EDF Renewables has partnered with a new portfolio company of Macquarie’s Green Investment Group to acquire a French agrophotovoltaic developer with a 2.4GW solar portfolio.
The deal will see EDF Renewables and Cero Generation each buy a 45% equity stake in Green Lighthouse Development (GLHD), with the remaining 10% owned by the company’s founders.
GLHD’s agroPV projects colocate agricultural activity with solar energy production, a solution that the company expects to be increasingly important in France, as the country aims to reach up to 44GW of installed PV by 2028.

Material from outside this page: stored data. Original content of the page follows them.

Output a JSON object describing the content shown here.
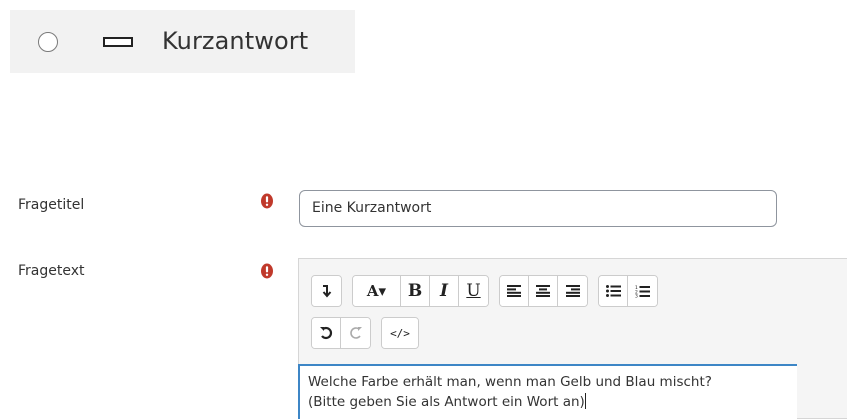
{
  "question_type": {
    "title": "Kurzantwort",
    "radio_icon": "radio-unchecked-icon",
    "type_icon": "short-answer-rect-icon"
  },
  "form": {
    "title_label": "Fragetitel",
    "title_value": "Eine Kurzantwort",
    "text_label": "Fragetext",
    "required_icon": "exclamation-circle-icon",
    "required_color": "#c0392b"
  },
  "editor": {
    "toolbar": {
      "row1": [
        {
          "name": "collapse-toolbar-button",
          "icon": "arrow-down-icon"
        },
        {
          "name": "font-style-button",
          "label": "A▾"
        },
        {
          "name": "bold-button",
          "label": "B"
        },
        {
          "name": "italic-button",
          "label": "I"
        },
        {
          "name": "underline-button",
          "label": "U"
        },
        {
          "name": "align-left-button",
          "icon": "align-left-icon"
        },
        {
          "name": "align-center-button",
          "icon": "align-center-icon"
        },
        {
          "name": "align-right-button",
          "icon": "align-right-icon"
        },
        {
          "name": "unordered-list-button",
          "icon": "list-ul-icon"
        },
        {
          "name": "ordered-list-button",
          "icon": "list-ol-icon"
        }
      ],
      "row2": [
        {
          "name": "undo-button",
          "icon": "undo-icon"
        },
        {
          "name": "redo-button",
          "icon": "redo-icon"
        },
        {
          "name": "html-source-button",
          "label": "</>"
        }
      ]
    },
    "content_lines": [
      "Welche Farbe erhält man, wenn man Gelb und Blau mischt?",
      "(Bitte geben Sie als Antwort ein Wort an)"
    ],
    "focus_color": "#3d86c6"
  }
}
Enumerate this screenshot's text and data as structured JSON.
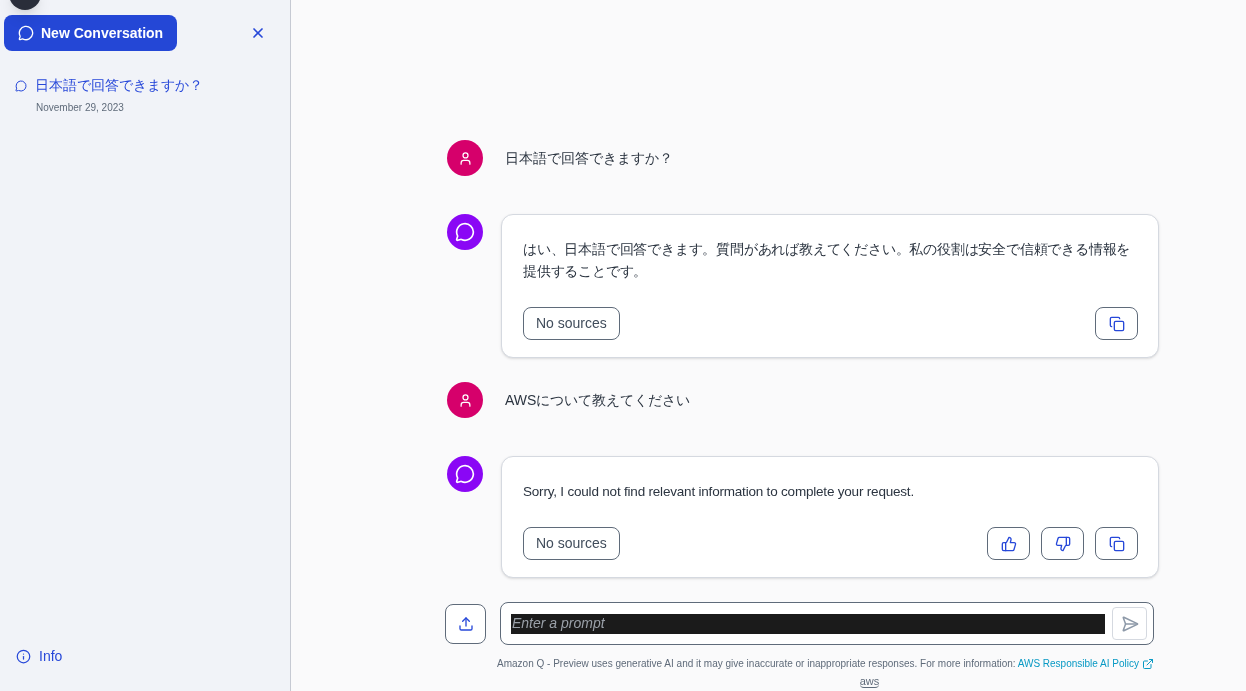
{
  "sidebar": {
    "new_button": "New Conversation",
    "history": [
      {
        "title": "日本語で回答できますか？",
        "date": "November 29, 2023",
        "selected": true
      }
    ],
    "info_link": "Info"
  },
  "messages": [
    {
      "kind": "user",
      "text": "日本語で回答できますか？"
    },
    {
      "kind": "assistant",
      "text": "はい、日本語で回答できます。質問があれば教えてください。私の役割は安全で信頼できる情報を提供することです。",
      "sources": "No sources",
      "actions": [
        {
          "kind": "copy"
        }
      ]
    },
    {
      "kind": "user",
      "text": "AWSについて教えてください"
    },
    {
      "kind": "assistant",
      "text": "Sorry, I could not find relevant information to complete your request.",
      "sources": "No sources",
      "actions": [
        {
          "kind": "thumbs-up"
        },
        {
          "kind": "thumbs-down"
        },
        {
          "kind": "copy"
        }
      ]
    }
  ],
  "prompt": {
    "placeholder": "Enter a prompt"
  },
  "footer": {
    "disclaimer": "Amazon Q - Preview uses generative AI and it may give inaccurate or inappropriate responses. For more information:",
    "link": "AWS Responsible AI Policy",
    "logo_text": "aws"
  }
}
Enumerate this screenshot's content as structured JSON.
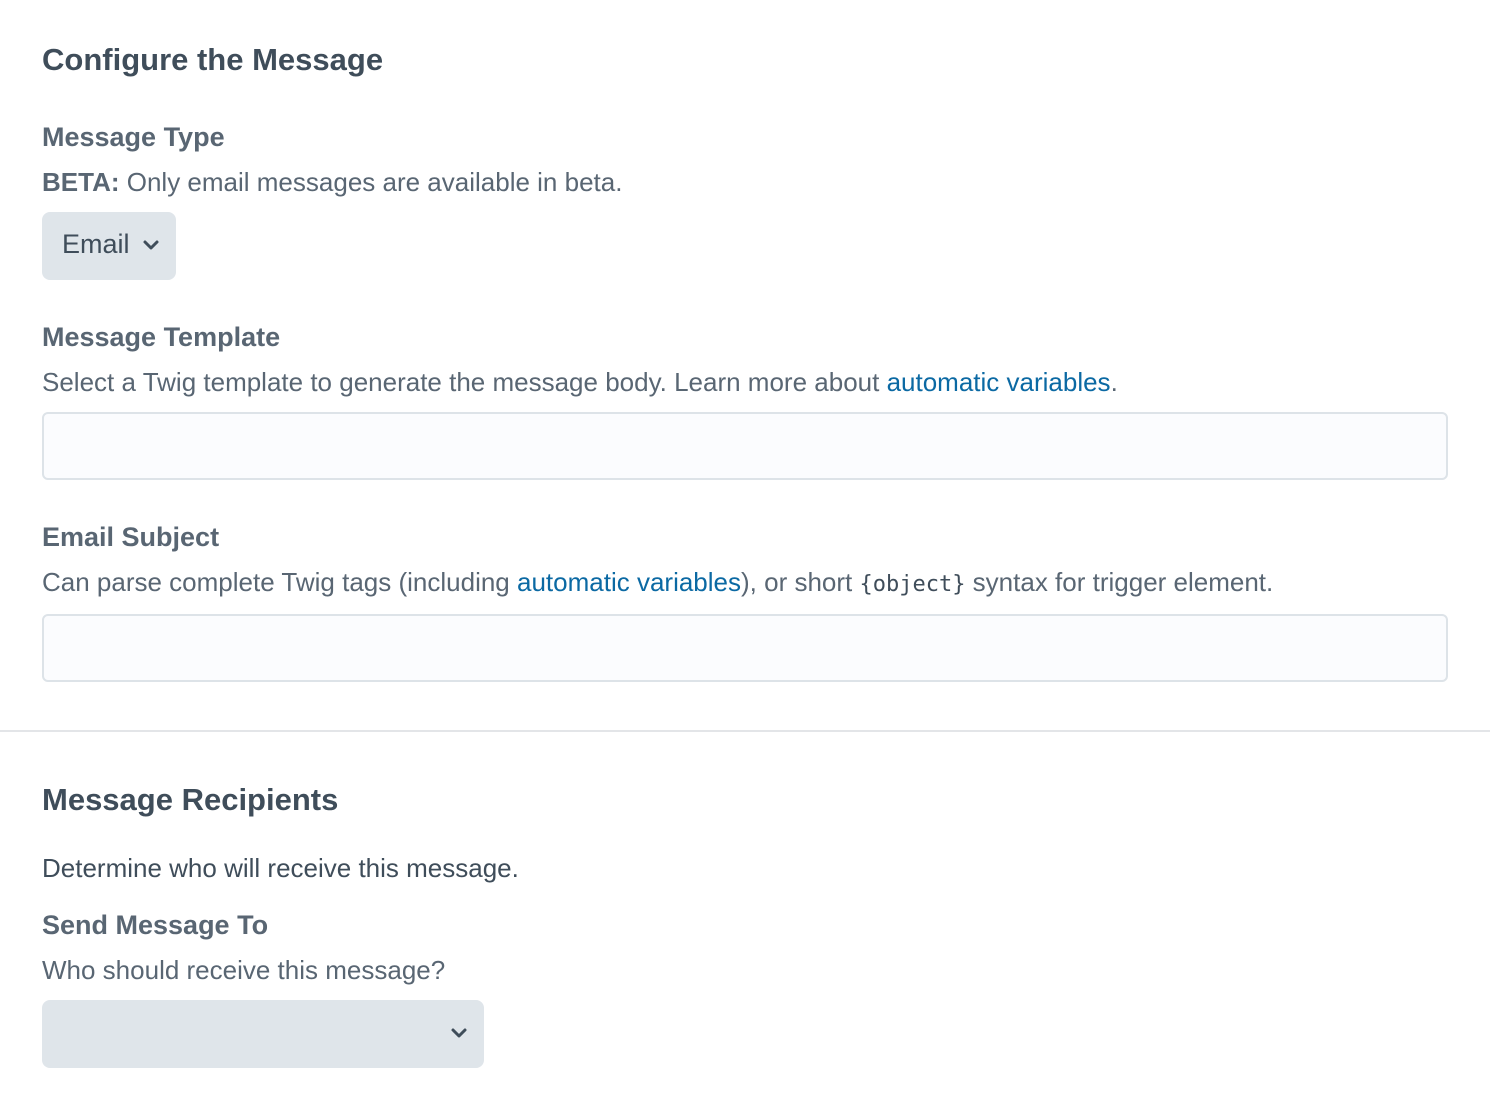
{
  "configure_section": {
    "title": "Configure the Message",
    "message_type": {
      "label": "Message Type",
      "instructions_prefix": "BETA:",
      "instructions_text": " Only email messages are available in beta.",
      "selected_value": "Email"
    },
    "message_template": {
      "label": "Message Template",
      "instructions_text": "Select a Twig template to generate the message body. Learn more about ",
      "link_text": "automatic variables",
      "instructions_suffix": ".",
      "value": "",
      "placeholder": ""
    },
    "email_subject": {
      "label": "Email Subject",
      "instructions_text": "Can parse complete Twig tags (including ",
      "link_text": "automatic variables",
      "instructions_mid": "), or short ",
      "code_text": "{object}",
      "instructions_suffix": " syntax for trigger element.",
      "value": "",
      "placeholder": ""
    }
  },
  "recipients_section": {
    "title": "Message Recipients",
    "intro": "Determine who will receive this message.",
    "send_to": {
      "label": "Send Message To",
      "instructions_text": "Who should receive this message?",
      "selected_value": ""
    }
  },
  "icons": {
    "dropdown": "chevron-down-icon"
  },
  "colors": {
    "heading": "#3f4d5a",
    "label": "#596673",
    "link": "#0b69a3",
    "select_bg": "#dfe5ea",
    "input_bg": "#fbfcfe",
    "input_border": "#dde3e8",
    "divider": "#e3e5e8"
  }
}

“France has hugely ambitious plans for solar energy. Agrivoltaic projects provide an opportunity to deliver that ambition, while supporting crop production and providing farming communities with additional revenue streams,” said Nikolaj Harbo, CEO of Cero Generation.

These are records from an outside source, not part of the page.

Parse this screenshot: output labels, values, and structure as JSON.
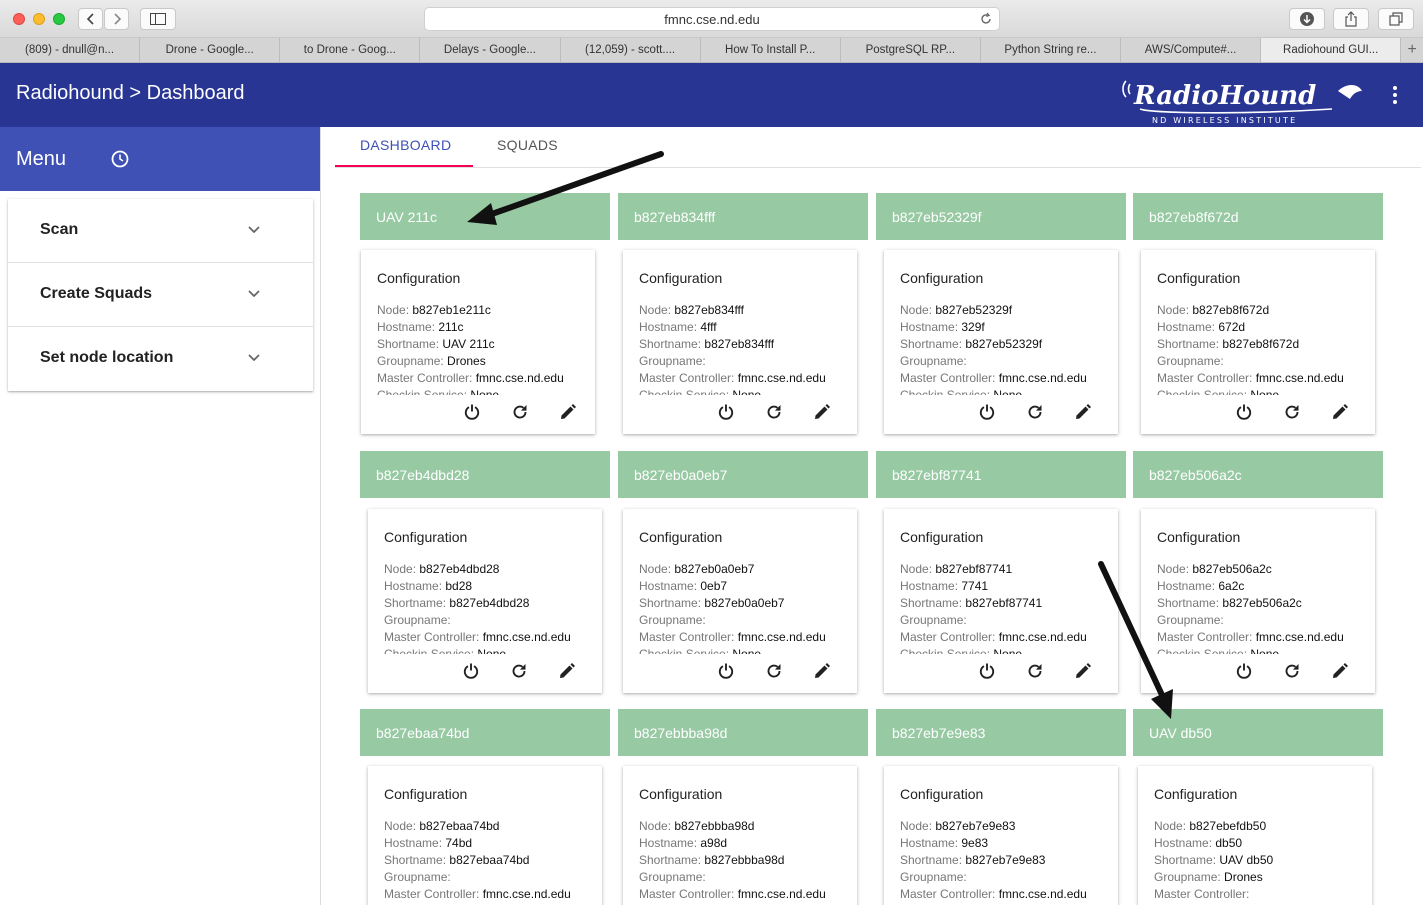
{
  "browser": {
    "url": "fmnc.cse.nd.edu",
    "tabs": [
      {
        "label": "(809) - dnull@n...",
        "active": false
      },
      {
        "label": "Drone - Google...",
        "active": false
      },
      {
        "label": "to Drone - Goog...",
        "active": false
      },
      {
        "label": "Delays - Google...",
        "active": false
      },
      {
        "label": "(12,059) - scott....",
        "active": false
      },
      {
        "label": "How To Install P...",
        "active": false
      },
      {
        "label": "PostgreSQL RP...",
        "active": false
      },
      {
        "label": "Python String re...",
        "active": false
      },
      {
        "label": "AWS/Compute#...",
        "active": false
      },
      {
        "label": "Radiohound GUI...",
        "active": true
      }
    ],
    "new_tab_symbol": "+"
  },
  "header": {
    "title": "Radiohound > Dashboard",
    "logo_text": "RadioHound",
    "logo_subtext": "ND WIRELESS INSTITUTE",
    "colors": {
      "appbar": "#283593",
      "menu": "#3f51b5",
      "accent": "#f50057",
      "node_bar": "#97c9a3"
    }
  },
  "sidebar": {
    "menu_label": "Menu",
    "panels": [
      {
        "label": "Scan"
      },
      {
        "label": "Create Squads"
      },
      {
        "label": "Set node location"
      }
    ]
  },
  "main": {
    "tabs": [
      {
        "label": "DASHBOARD",
        "active": true
      },
      {
        "label": "SQUADS",
        "active": false
      }
    ],
    "field_labels": {
      "node": "Node:",
      "hostname": "Hostname:",
      "shortname": "Shortname:",
      "groupname": "Groupname:",
      "master": "Master Controller:",
      "checkin": "Checkin Service:"
    },
    "card_title": "Configuration",
    "nodes": [
      {
        "bar": "UAV 211c",
        "node": "b827eb1e211c",
        "hostname": "211c",
        "shortname": "UAV 211c",
        "groupname": "Drones",
        "master": "fmnc.cse.nd.edu",
        "checkin": "None"
      },
      {
        "bar": "b827eb834fff",
        "node": "b827eb834fff",
        "hostname": "4fff",
        "shortname": "b827eb834fff",
        "groupname": "",
        "master": "fmnc.cse.nd.edu",
        "checkin": "None"
      },
      {
        "bar": "b827eb52329f",
        "node": "b827eb52329f",
        "hostname": "329f",
        "shortname": "b827eb52329f",
        "groupname": "",
        "master": "fmnc.cse.nd.edu",
        "checkin": "None"
      },
      {
        "bar": "b827eb8f672d",
        "node": "b827eb8f672d",
        "hostname": "672d",
        "shortname": "b827eb8f672d",
        "groupname": "",
        "master": "fmnc.cse.nd.edu",
        "checkin": "None"
      },
      {
        "bar": "b827eb4dbd28",
        "node": "b827eb4dbd28",
        "hostname": "bd28",
        "shortname": "b827eb4dbd28",
        "groupname": "",
        "master": "fmnc.cse.nd.edu",
        "checkin": "None"
      },
      {
        "bar": "b827eb0a0eb7",
        "node": "b827eb0a0eb7",
        "hostname": "0eb7",
        "shortname": "b827eb0a0eb7",
        "groupname": "",
        "master": "fmnc.cse.nd.edu",
        "checkin": "None"
      },
      {
        "bar": "b827ebf87741",
        "node": "b827ebf87741",
        "hostname": "7741",
        "shortname": "b827ebf87741",
        "groupname": "",
        "master": "fmnc.cse.nd.edu",
        "checkin": "None"
      },
      {
        "bar": "b827eb506a2c",
        "node": "b827eb506a2c",
        "hostname": "6a2c",
        "shortname": "b827eb506a2c",
        "groupname": "",
        "master": "fmnc.cse.nd.edu",
        "checkin": "None"
      },
      {
        "bar": "b827ebaa74bd",
        "node": "b827ebaa74bd",
        "hostname": "74bd",
        "shortname": "b827ebaa74bd",
        "groupname": "",
        "master": "fmnc.cse.nd.edu",
        "checkin": ""
      },
      {
        "bar": "b827ebbba98d",
        "node": "b827ebbba98d",
        "hostname": "a98d",
        "shortname": "b827ebbba98d",
        "groupname": "",
        "master": "fmnc.cse.nd.edu",
        "checkin": ""
      },
      {
        "bar": "b827eb7e9e83",
        "node": "b827eb7e9e83",
        "hostname": "9e83",
        "shortname": "b827eb7e9e83",
        "groupname": "",
        "master": "fmnc.cse.nd.edu",
        "checkin": ""
      },
      {
        "bar": "UAV db50",
        "node": "b827ebefdb50",
        "hostname": "db50",
        "shortname": "UAV db50",
        "groupname": "Drones",
        "master": "",
        "checkin": ""
      }
    ],
    "card_actions": [
      {
        "icon": "power-icon"
      },
      {
        "icon": "refresh-icon"
      },
      {
        "icon": "edit-pencil-icon"
      }
    ]
  }
}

Launched earlier this year, Cero Generation is a company of Macquarie’s Green Investment Group that has an 8GW solar development portfolio, spanning European markets such France, the UK, Italy, Spain, Poland and the Netherlands.
For EDF Renewables, the acquisition complements the EDF Group’s Solar Power Plan, which aims to grow the company’s PV capacity in France to 30GW by 2035, and follows news in February that the business has started construction work on its first floating solar project in its home market.

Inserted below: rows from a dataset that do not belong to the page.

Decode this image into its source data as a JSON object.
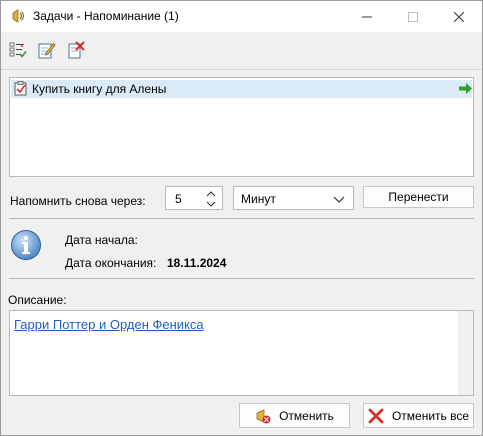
{
  "window": {
    "title": "Задачи - Напоминание (1)"
  },
  "toolbar": {
    "buttons": [
      {
        "name": "checklist-icon"
      },
      {
        "name": "edit-icon"
      },
      {
        "name": "delete-icon"
      }
    ]
  },
  "reminders": {
    "items": [
      {
        "label": "Купить книгу для Алены",
        "icon": "task-checkbox-icon",
        "action_icon": "green-arrow-icon"
      }
    ]
  },
  "snooze": {
    "label": "Напомнить снова через:",
    "value": "5",
    "unit": "Минут",
    "postpone_label": "Перенести"
  },
  "details": {
    "start_label": "Дата начала:",
    "end_label": "Дата окончания:",
    "end_value": "18.11.2024"
  },
  "description": {
    "label": "Описание:",
    "link_text": "Гарри Поттер и Орден Феникса"
  },
  "footer": {
    "cancel_label": "Отменить",
    "cancel_all_label": "Отменить все"
  },
  "colors": {
    "selection": "#dbeaf7",
    "link": "#1f5fbf",
    "accent_red": "#d32f2f",
    "accent_green": "#2e9e2e"
  }
}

“EDF Renewables is thrilled by the opportunity to invest in Green Lighthouse Development, who are ideally positioned to leverage the emerging agrivoltaic market,” said Nicolas Couderc, EDF Renewables’ executive vice-president, France.
With land access a major hurdle for future solar development in France, clean energy trade body Syndicat des Énergies Renouvelables has collaborated with the country’s farming industry to explore dual land use with PV projects. The association’s chief executive told PV Tech that solar can be a “very interesting compliment” for France’s agriculture sector.
Other recent developments in Europe’s agroPV segment have seen BayWa r.e. expand a PV plant in the Netherlands to help protect fruit from extreme weather, while Enel Green Power is partnering with universities and research institutions to explore how to integrate farming activities alongside large-scale PV projects in southern Europe.
In Spain, meanwhile, two community agroPV projects that are being built to understand the impact solar shading has on the cultivation of tropical fruit are set to be connected to the grid later this year.